Eleanor Clift and Mort Zuckerman considered the liability of the producers and the theaters should something violent occur at any showing of the money. Clift faulted Sony Pictures for making the film in the first place, since North Korean dictator Kim Jong Un is a "nut ball" who had his mentor uncle executed (eaten alive by ravenous dogs). Rogan's rebuttal was well-taken: "That's not your decision, is it?"
I found Rogan's take on the Sony-Korean fiasco the most agreeable and sentient. Sony Pictures should not have pulled away from releasing the film. They should have invested in more security, or reach out to city police departments wherever the film was playing.
One hundred and fifty Pakistani children were systematically slaughtered by the Pakistan Taliban. Rumblings about American military efforts in Afghanistan had discussed the potential blowback in the region for Pakistan. Once a reliable ally in the War on Terror, Pakistan has become unreliable, and now unstable.
The recent attack was retaliation of Pakistan's military strikes against Taliban terrorists.

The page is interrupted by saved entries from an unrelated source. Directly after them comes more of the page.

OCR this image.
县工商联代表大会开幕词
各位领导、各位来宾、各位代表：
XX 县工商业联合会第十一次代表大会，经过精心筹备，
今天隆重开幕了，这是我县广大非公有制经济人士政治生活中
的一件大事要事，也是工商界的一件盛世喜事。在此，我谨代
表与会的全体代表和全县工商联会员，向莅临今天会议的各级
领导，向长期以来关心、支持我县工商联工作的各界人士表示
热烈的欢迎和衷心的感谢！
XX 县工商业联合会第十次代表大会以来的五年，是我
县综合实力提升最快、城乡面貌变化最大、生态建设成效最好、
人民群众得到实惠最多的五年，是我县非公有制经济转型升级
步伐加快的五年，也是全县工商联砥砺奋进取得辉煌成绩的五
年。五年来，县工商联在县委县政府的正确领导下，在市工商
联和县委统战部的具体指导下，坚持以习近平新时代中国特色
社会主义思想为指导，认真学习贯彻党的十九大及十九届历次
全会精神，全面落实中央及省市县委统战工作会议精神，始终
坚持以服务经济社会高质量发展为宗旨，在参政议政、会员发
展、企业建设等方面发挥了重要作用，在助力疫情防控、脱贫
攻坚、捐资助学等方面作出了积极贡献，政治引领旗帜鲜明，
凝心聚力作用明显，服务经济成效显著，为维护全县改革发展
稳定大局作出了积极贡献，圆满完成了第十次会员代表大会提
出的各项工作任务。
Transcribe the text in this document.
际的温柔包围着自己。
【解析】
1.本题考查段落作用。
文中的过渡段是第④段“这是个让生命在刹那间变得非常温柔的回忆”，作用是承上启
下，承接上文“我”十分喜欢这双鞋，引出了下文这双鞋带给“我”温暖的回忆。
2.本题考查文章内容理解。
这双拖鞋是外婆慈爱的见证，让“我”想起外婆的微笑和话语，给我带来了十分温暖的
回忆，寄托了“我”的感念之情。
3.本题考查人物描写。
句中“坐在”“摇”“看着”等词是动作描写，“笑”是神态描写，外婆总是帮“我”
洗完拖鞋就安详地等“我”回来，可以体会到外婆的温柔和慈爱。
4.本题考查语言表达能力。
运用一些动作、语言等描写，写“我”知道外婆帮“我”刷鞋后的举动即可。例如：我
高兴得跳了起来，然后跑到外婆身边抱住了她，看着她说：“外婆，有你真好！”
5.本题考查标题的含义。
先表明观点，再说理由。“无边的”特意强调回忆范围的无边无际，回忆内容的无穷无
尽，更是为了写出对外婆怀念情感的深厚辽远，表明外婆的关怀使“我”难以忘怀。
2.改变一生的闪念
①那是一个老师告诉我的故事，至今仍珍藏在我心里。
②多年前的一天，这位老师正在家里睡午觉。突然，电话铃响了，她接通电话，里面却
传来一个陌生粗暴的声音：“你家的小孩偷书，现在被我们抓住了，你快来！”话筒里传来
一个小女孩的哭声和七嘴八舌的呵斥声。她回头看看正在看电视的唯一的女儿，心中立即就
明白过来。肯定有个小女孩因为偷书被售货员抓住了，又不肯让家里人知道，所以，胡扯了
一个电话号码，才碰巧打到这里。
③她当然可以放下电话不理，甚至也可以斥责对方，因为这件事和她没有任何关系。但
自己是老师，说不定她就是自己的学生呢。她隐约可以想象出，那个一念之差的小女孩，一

John McLaughlin observed that terrorists were turning "centers of learning into factories of death." There is no greater threat to freedom, prosperity, and democracy in any country than undermining education for young people. Taliban fighters want to undo education and wreak havoc on local communities. Politicians are demanding not just their own people but the international community intervene and stop this violence.
The conflict with the United States centers on Pakistan's counter-terrorism operations, which rely on extremists and Taliban fighters to upset India, Afghanistan, and even the United States. Pakistan can denounce the cruel, callous attacks on their children, but not they cannot justify teaming up with limited terrorist cells to advance diverse national goals out of sync with United States former policy.
Foreign policy received full attention on this episode if the McLaughlin Group. The heated, diverse, and intriguing views of the four guests prove that despite his lame-duck status, President Obama's flapping, and the consequences of his policies, will get plenty of analysis. Also, Obama's remaining years in office now focus on establishing a credible legacy abroad, much like his predecessor. However, the Democratic Party's terrible losses in 2010 and 2014, plus his declining political capital and rising unpopularity, suggest that what little good he creates will do little good for his reputation, or compensate for his growing irrelevance (and incompetence).